SHEWOLF : Féministe et grunge jusqu’au bout des ongles

C’est lors de l’ouverture du festival eurélien L’Paille À Sonique à Luisant le 10 février dernier, en banlieue de Chartres (28), que nous avons eu l’occasion de faire connaissance avec le trio féminin SheWolf. Assurant la première partie locale des punks des Sales Majestés et Ramoneurs de Menhirs, elles ont pu ainsi présenter leur rock grunge engagé à l’image de leur second album Parasite (paru chez Tadam Records en 2021), et ce, dans de superbes conditions scéniques devant un parterre bien rempli. Après leur concert, nous avons réussi à interroger ces trois drôles de dames en coulisse pour mieux découvrir leur personnalité et leurs convictions. [Entretien avec Alice Adjutor (Guitare/Chant), M-C Martine (Batterie/Chant), Fanny Amand (Basse) par Seigneur Fred – Photos : DR – Photo live : Seigneur Fred]

Shewolf

Pour commencer, faisons les présentations si vous le voulez bien avec chacune. Et comment s’est formée la meute féminine de SheWolf un beau jour de 2015 du côté de Nogent-Le-Rotrou, dans le Perche ? (sourires)
Alice :
En fait, l’histoire de SheWolf, pour être exacte, on s’est rencontré à Paris. On sortait chacune de plusieurs années de vie à Paris, certaines comme moi pour nos études, le travail, etc. et on a fondé ce groupe à Paris. Et peu de temps après, on a décidé toutes ensemble de partir en province. Moi, j’ai choisi d’aller m’installer en Eure-et-Loir car j’avais une perspective de vivre au sein d’une communauté. En fait, c’était un projet d’habitat collectif dans le Perche, à Vichères précisément, un joli petit village à côté de Nogent-Le-Rotrou, avec plein de reliefs. C’est d’ailleurs là le point culminant du département, la colline de Rougemont (285 m).
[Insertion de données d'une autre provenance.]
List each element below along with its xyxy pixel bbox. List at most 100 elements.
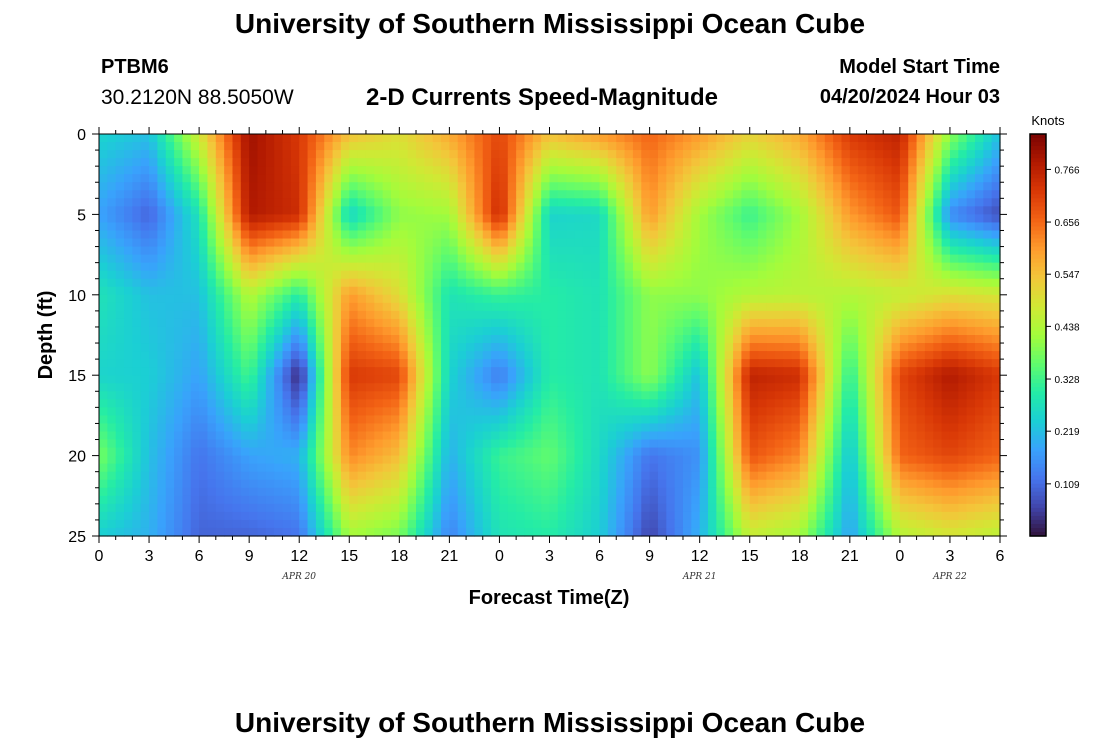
heatmap-cell [758,294,767,304]
heatmap-cell [758,439,767,449]
heatmap-cell [941,391,951,400]
heatmap-cell [983,335,993,344]
heatmap-cell [616,230,626,240]
heatmap-cell [816,423,826,433]
heatmap-cell [290,182,300,191]
heatmap-cell [791,310,801,320]
heatmap-cell [482,471,492,481]
heatmap-cell [407,182,417,191]
heatmap-cell [874,262,884,272]
heatmap-cell [124,310,133,320]
heatmap-cell [891,198,901,207]
heatmap-cell [874,391,884,400]
heatmap-cell [733,326,742,336]
heatmap-cell [482,142,492,151]
heatmap-cell [282,270,292,280]
heatmap-cell [290,158,300,167]
heatmap-cell [641,447,651,457]
heatmap-cell [991,431,1001,441]
heatmap-cell [240,351,250,360]
heatmap-cell [549,383,559,392]
heatmap-cell [457,479,467,489]
heatmap-cell [908,455,918,465]
heatmap-cell [791,431,801,441]
heatmap-cell [708,214,717,224]
heatmap-cell [891,351,901,360]
heatmap-cell [182,399,192,408]
heatmap-cell [574,166,584,175]
heatmap-cell [682,166,692,175]
heatmap-cell [649,359,659,368]
heatmap-cell [616,278,626,288]
heatmap-cell [607,399,617,408]
heatmap-cell [224,503,234,513]
heatmap-cell [841,262,851,272]
heatmap-cell [816,375,826,384]
heatmap-cell [199,150,209,159]
heatmap-cell [624,383,634,392]
heatmap-cell [741,270,751,280]
heatmap-cell [349,190,359,199]
heatmap-cell [149,238,158,248]
heatmap-cell [157,158,167,167]
heatmap-cell [174,230,184,240]
heatmap-cell [232,503,242,513]
heatmap-cell [115,343,125,352]
heatmap-cell [190,503,200,513]
heatmap-cell [107,310,117,320]
heatmap-cell [140,399,150,408]
heatmap-cell [165,503,175,513]
heatmap-cell [507,391,517,400]
heatmap-cell [649,463,659,473]
heatmap-cell [290,230,300,240]
heatmap-cell [365,318,375,328]
heatmap-cell [808,407,818,416]
heatmap-cell [390,302,400,312]
heatmap-cell [591,158,601,167]
heatmap-cell [482,463,492,473]
heatmap-cell [566,270,576,280]
heatmap-cell [624,142,634,151]
heatmap-cell [491,254,501,264]
heatmap-cell [132,423,142,433]
heatmap-cell [774,471,784,481]
heatmap-cell [432,150,442,159]
heatmap-cell [516,198,526,207]
heatmap-cell [599,142,609,151]
heatmap-cell [941,206,951,215]
heatmap-cell [182,230,192,240]
heatmap-cell [591,439,601,449]
heatmap-cell [708,383,717,392]
heatmap-cell [808,415,818,425]
heatmap-cell [457,310,467,320]
heatmap-cell [557,367,567,376]
heatmap-cell [474,495,484,505]
heatmap-cell [699,166,709,175]
heatmap-cell [699,359,709,368]
heatmap-cell [874,294,884,304]
heatmap-cell [674,166,684,175]
heatmap-cell [182,254,192,264]
heatmap-cell [140,318,150,328]
heatmap-cell [132,455,142,465]
heatmap-cell [624,423,634,433]
heatmap-cell [107,166,117,175]
heatmap-cell [357,142,367,151]
heatmap-cell [933,142,943,151]
heatmap-cell [282,343,292,352]
heatmap-cell [140,423,150,433]
heatmap-cell [299,447,309,457]
heatmap-cell [207,343,217,352]
heatmap-cell [99,198,108,207]
heatmap-cell [541,335,551,344]
heatmap-cell [749,495,759,505]
heatmap-cell [374,310,384,320]
heatmap-cell [315,455,325,465]
heatmap-cell [449,487,459,497]
heatmap-cell [257,302,267,312]
heatmap-cell [224,302,234,312]
heatmap-cell [858,246,868,256]
heatmap-cell [299,230,309,240]
heatmap-cell [691,495,701,505]
heatmap-cell [724,286,734,296]
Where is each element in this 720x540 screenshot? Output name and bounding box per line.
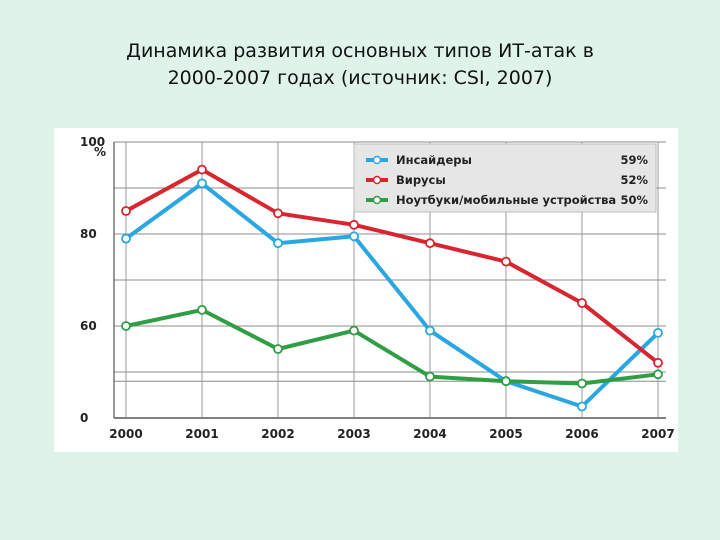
data-point <box>577 401 587 412</box>
data-point <box>577 298 587 308</box>
x-tick-label-2002: 2002 <box>261 427 294 441</box>
legend-entry-name: Инсайдеры <box>396 153 472 167</box>
data-point <box>273 208 283 219</box>
x-tick-label-2000: 2000 <box>109 427 142 441</box>
legend-swatch-marker <box>372 155 382 165</box>
data-point <box>653 357 663 368</box>
data-point <box>121 321 131 331</box>
data-point <box>197 304 207 315</box>
data-point <box>197 178 207 189</box>
legend-entry-name: Ноутбуки/мобильные устройства <box>396 193 616 207</box>
data-point <box>349 219 359 230</box>
y-tick-label: 100 <box>80 135 105 149</box>
y-tick-label: 60 <box>80 319 97 333</box>
x-tick-label-2007: 2007 <box>641 427 674 441</box>
data-point <box>273 344 283 354</box>
line-chart: 100 80 60 0% 2000 2001 2002 2003 2004 2005 2006 200… <box>80 135 675 441</box>
legend-box <box>353 143 657 213</box>
series-line-0 <box>124 181 660 409</box>
legend-entry-value: 59% <box>620 153 648 167</box>
x-tick-label-2005: 2005 <box>489 427 522 441</box>
data-point <box>121 206 131 216</box>
legend-entry-name: Вирусы <box>396 173 446 187</box>
series-line-1 <box>125 167 660 365</box>
data-point <box>577 378 587 389</box>
legend-entry-value: 52% <box>620 173 648 187</box>
data-point <box>653 369 663 380</box>
x-tick-label-2001: 2001 <box>185 427 218 441</box>
chart-panel: 100 80 60 0% 2000 2001 2002 2003 2004 2005 2006 200… <box>54 128 678 452</box>
y-axis-unit-label: % <box>94 145 106 159</box>
data-point <box>653 327 663 338</box>
y-tick-label: 80 <box>80 227 97 241</box>
x-tick-label-2006: 2006 <box>565 427 598 441</box>
data-point <box>349 325 359 336</box>
data-point <box>121 233 131 244</box>
legend-entry-value: 50% <box>620 193 648 207</box>
data-point <box>425 238 435 249</box>
legend-swatch-marker <box>372 195 382 205</box>
title-line-1: Динамика развития основных типов ИТ-атак… <box>126 40 594 62</box>
slide-title: Динамика развития основных типов ИТ-атак… <box>0 38 720 92</box>
y-tick-label: 0 <box>80 411 88 425</box>
x-tick-label-2004: 2004 <box>413 427 446 441</box>
data-point <box>501 376 511 387</box>
data-point <box>501 256 511 267</box>
data-point <box>197 164 207 175</box>
x-tick-label-2003: 2003 <box>337 427 370 441</box>
data-point <box>425 371 435 382</box>
title-line-2: 2000-2007 годах (источник: CSI, 2007) <box>167 67 553 89</box>
series-line-2 <box>125 307 659 386</box>
legend-swatch-marker <box>372 175 382 185</box>
data-point <box>349 231 359 242</box>
data-point <box>273 238 283 249</box>
data-point <box>425 325 435 336</box>
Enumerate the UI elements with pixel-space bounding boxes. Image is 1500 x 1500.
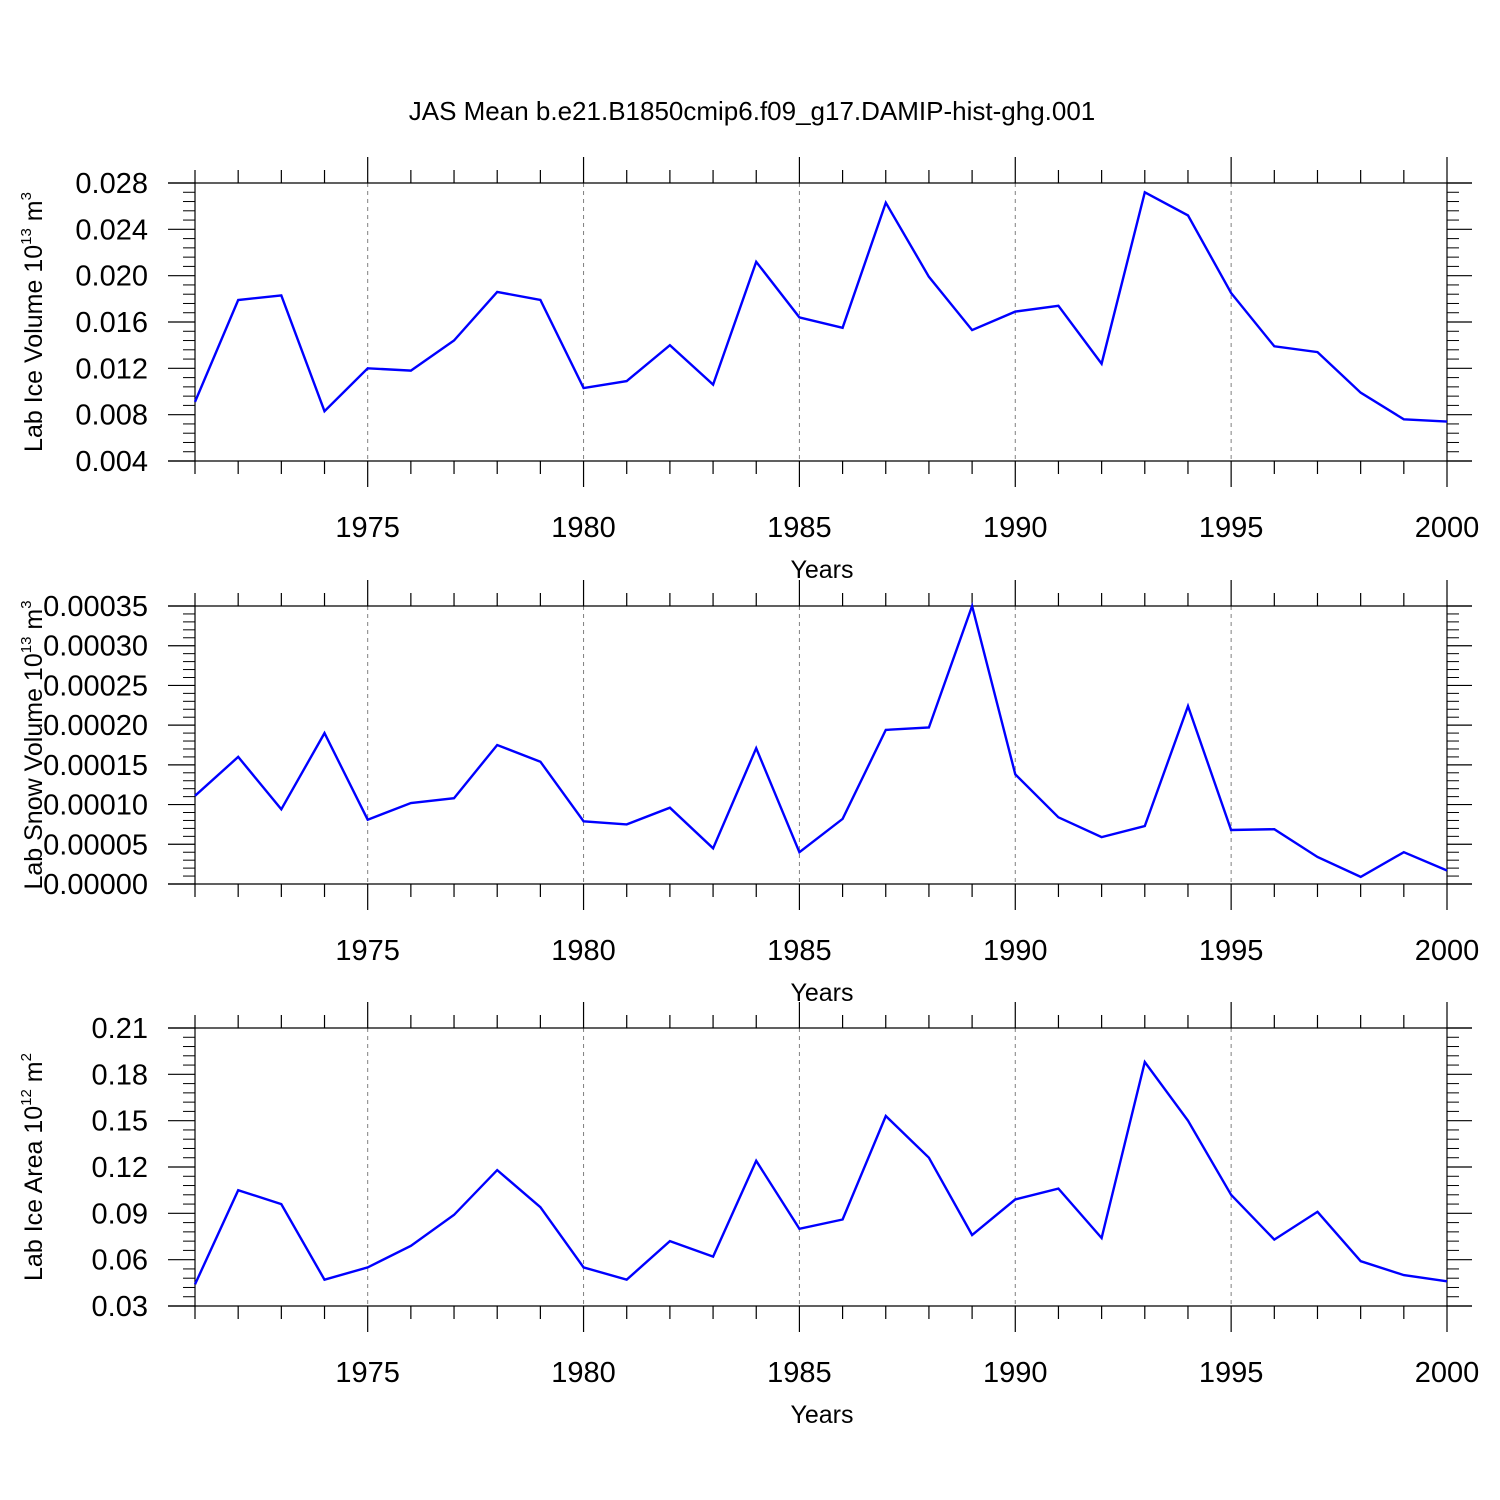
x-tick-label: 1990 [983, 935, 1048, 967]
x-tick-label: 2000 [1415, 512, 1480, 544]
y-tick-label: 0.00035 [43, 591, 148, 623]
panel-2: 0.00000 0.00005 0.00010 0.00015 0.00020 0.000… [18, 580, 1479, 1007]
x-tick-label: 1995 [1199, 935, 1264, 967]
y-axis-label: Lab Ice Area 1012 m2 [18, 1053, 48, 1281]
series-line [194, 601, 1448, 879]
y-tick-label: 0.012 [75, 353, 148, 385]
x-tick-label: 1985 [767, 512, 832, 544]
chart-title: JAS Mean b.e21.B1850cmip6.f09_g17.DAMIP-… [409, 96, 1096, 126]
y-tick-label: 0.12 [92, 1152, 148, 1184]
y-tick-label: 0.00010 [43, 790, 148, 822]
x-tick-label: 1990 [983, 1357, 1048, 1389]
y-tick-label: 0.020 [75, 261, 148, 293]
x-tick-label: 1975 [335, 1357, 400, 1389]
y-tick-label: 0.008 [75, 400, 148, 432]
series-line [193, 190, 1448, 423]
x-tick-label: 1980 [551, 935, 616, 967]
panels-group: 0.004 0.008 0.012 0.016 0.020 0.024 0.028 1975 1… [18, 157, 1479, 1429]
x-axis-label: Years [790, 556, 853, 584]
y-tick-label: 0.00025 [43, 670, 148, 702]
y-axis-label: Lab Ice Volume 1013 m3 [18, 192, 48, 452]
y-tick-label: 0.016 [75, 307, 148, 339]
y-tick-label: 0.028 [75, 168, 148, 200]
y-tick-label: 0.00015 [43, 750, 148, 782]
y-tick-label: 0.00000 [43, 869, 148, 901]
y-tick-label: 0.09 [92, 1198, 148, 1230]
x-tick-label: 1975 [335, 935, 400, 967]
y-tick-label: 0.00030 [43, 631, 148, 663]
panel-1: 0.004 0.008 0.012 0.016 0.020 0.024 0.028 1975 1… [18, 157, 1479, 584]
y-tick-label: 0.21 [92, 1013, 148, 1045]
x-axis-label: Years [790, 1401, 853, 1429]
series-line [193, 1059, 1448, 1285]
x-tick-label: 1990 [983, 512, 1048, 544]
x-tick-label: 1980 [551, 512, 616, 544]
x-tick-label: 1985 [767, 1357, 832, 1389]
y-tick-label: 0.03 [92, 1291, 148, 1323]
y-tick-label: 0.00020 [43, 710, 148, 742]
y-tick-label: 0.18 [92, 1059, 148, 1091]
y-tick-label: 0.00005 [43, 829, 148, 861]
x-tick-label: 1995 [1199, 512, 1264, 544]
y-axis-label: Lab Snow Volume 1013 m3 [18, 600, 48, 889]
y-tick-label: 0.15 [92, 1106, 148, 1138]
x-tick-label: 1985 [767, 935, 832, 967]
panel-3: 0.03 0.06 0.09 0.12 0.15 0.18 0.21 1975 1980 1985… [18, 1002, 1479, 1429]
x-tick-label: 1975 [335, 512, 400, 544]
x-tick-label: 2000 [1415, 1357, 1480, 1389]
x-tick-label: 1980 [551, 1357, 616, 1389]
y-tick-label: 0.024 [75, 214, 148, 246]
x-tick-label: 2000 [1415, 935, 1480, 967]
y-tick-label: 0.004 [75, 446, 148, 478]
y-tick-label: 0.06 [92, 1245, 148, 1277]
x-tick-label: 1995 [1199, 1357, 1264, 1389]
x-axis-label: Years [790, 979, 853, 1007]
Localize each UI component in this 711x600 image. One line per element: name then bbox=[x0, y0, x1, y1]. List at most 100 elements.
Et voilà, j’ai trouvé ça hyper intéressant. Ensuite, Marie-Claude et Fanny m’ont suivi rapidement car elles voulaient aussi quitter Paris. Quant au groupe, il existait déjà auparavant sous forme de quatuor depuis quelques années avec une autre guitariste à la base. On avait déjà des compositions, et donné des concerts à Paris. C’est juste qu’à un moment, on avait toutes la volonté de s’y mettre à fond, de faire de la musique et essayer d’en vivre, et construire un modèle de vie en phase avec nos convictions et avec lequel on puisse se passer du salariat pour vivre de peu, et passer tout notre temps à développer SheWolf.
Fanny : Moi, Fanny, je suis arrivée qu’après, à la basse, un an après, en 2016.
M-C : Et moi, c’est M-C, la batteuse. Je m’occupe aussi des enregistrements du groupe en studio.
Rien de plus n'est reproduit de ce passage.